Notation overview
青空文庫記法 is a small, line-oriented annotation language layered inside a plain-text Japanese document. Authors mark up the text in two distinct registers:
- Inline markers — single-character sigils (
|,《,》,※) that fence inline annotations directly inside the prose. - Block annotations —
[#…]brackets containing a Japanese directive in natural language (“ここから2字下げ”, “「X」に傍点”, …) that act as openers, closers, or self-contained directives.
aozora recognises every annotation that survives in real Aozora Bunko sources — the volunteer corpus has ~17 000 works in active rotation, and the parser is exercised against the entire archive in CI as part of the corpus sweep.
Notations covered
| Chapter | What it marks |
|---|---|
| Ruby | Pronunciation glosses (|青梅《おうめ》, 青梅《おうめ》). |
| Bouten / bousen | Emphasis dots and lines: 傍点 (sesame, white sesame, filled circle, open circle, …) and 傍線 (single, double, dashed, …). |
| 縦中横 | Horizontally-set runs inside vertical text ([#「数字」は縦中横]). |
| Gaiji | Out-of-Shift_JIS character references (※[#…、第3水準1-85-54]) and accented-Latin decomposition. |
| Kunten | 漢文 reading marks: 返り点 (レ, 一, 二, 上, 中, 下), 再読文字, 送り仮名. |
| Indent containers | [#ここから2字下げ]… [#ここで字下げ終わり] and the geji / 地付き / 地寄せ family. |
| Page & section breaks | 改ページ, 改丁, 改見開き, 改段. |
| Diagnostics | The catalogue of structured diagnostics the parser emits. |
Spec source of truth
The authoritative spec lives at
https://www.aozora.gr.jp/annotation/index.html.
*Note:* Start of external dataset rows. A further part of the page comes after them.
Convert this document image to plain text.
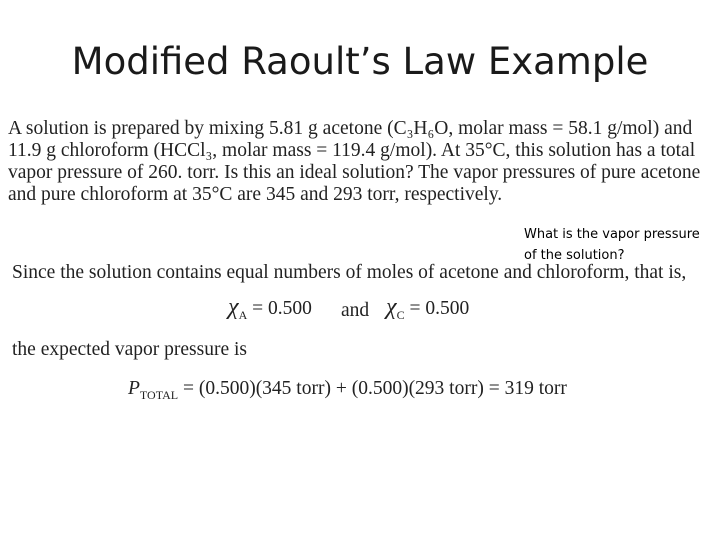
Modified Raoult’s Law Example
A solution is prepared by mixing 5.81 g acetone (C₃H₆O, molar mass = 58.1 g/mol) and
11.9 g chloroform (HCCl₃, molar mass = 119.4 g/mol). At 35°C, this solution has a total
vapor pressure of 260. torr. Is this an ideal solution? The vapor pressures of pure acetone
and pure chloroform at 35°C are 345 and 293 torr, respectively.
What is the vapor pressure
of the solution?
Since the solution contains equal numbers of moles of acetone and chloroform, that is,
$\chi_A = 0.500$ and $\chi_C = 0.500$
the expected vapor pressure is
$P_{TOTAL} = (0.500)(345$ torr) + (0.500)(293 torr) = 319 torr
A snapshot is
vendored at docs/specs/aozora/
in the repo so that every page in this handbook can link to a stable
fragment (the upstream HTML reorganises occasionally; the snapshot
shields chapter cross-references from rot).
When this handbook says “the spec says X”, that means that snapshot. Where the live spec drifts, we update the snapshot, then update the parser, then update this handbook — in that order.
How a sample input looks
|青梅《おうめ》街道を歩いて、※[#「魚+師のつくり」、第3水準1-94-37]を見た。
[#ここから2字下げ]
[#「平和」に傍点]という言葉は、もう古い。
[#ここで字下げ終わり]
[#改ページ]
That single sample exercises ruby, gaiji, indent containers, bouten, and a page break. The parser turns it into a flat node stream — see the per-chapter pages for the exact AST shapes.
Notation we deliberately omit
Aozora Bunko’s spec mentions a handful of annotations that don’t appear in the maintained corpus:
- Image references beyond
[#挿絵]— covered up to the caption, no actual image rendering. - キャプション alignment edge cases that the spec lists but no active work uses (verified against the corpus sweep).
These are recognised as Container::Unknown with a
W0010 advisory diagnostic. Adding full
support is a one-PR job once a real corpus document needs it.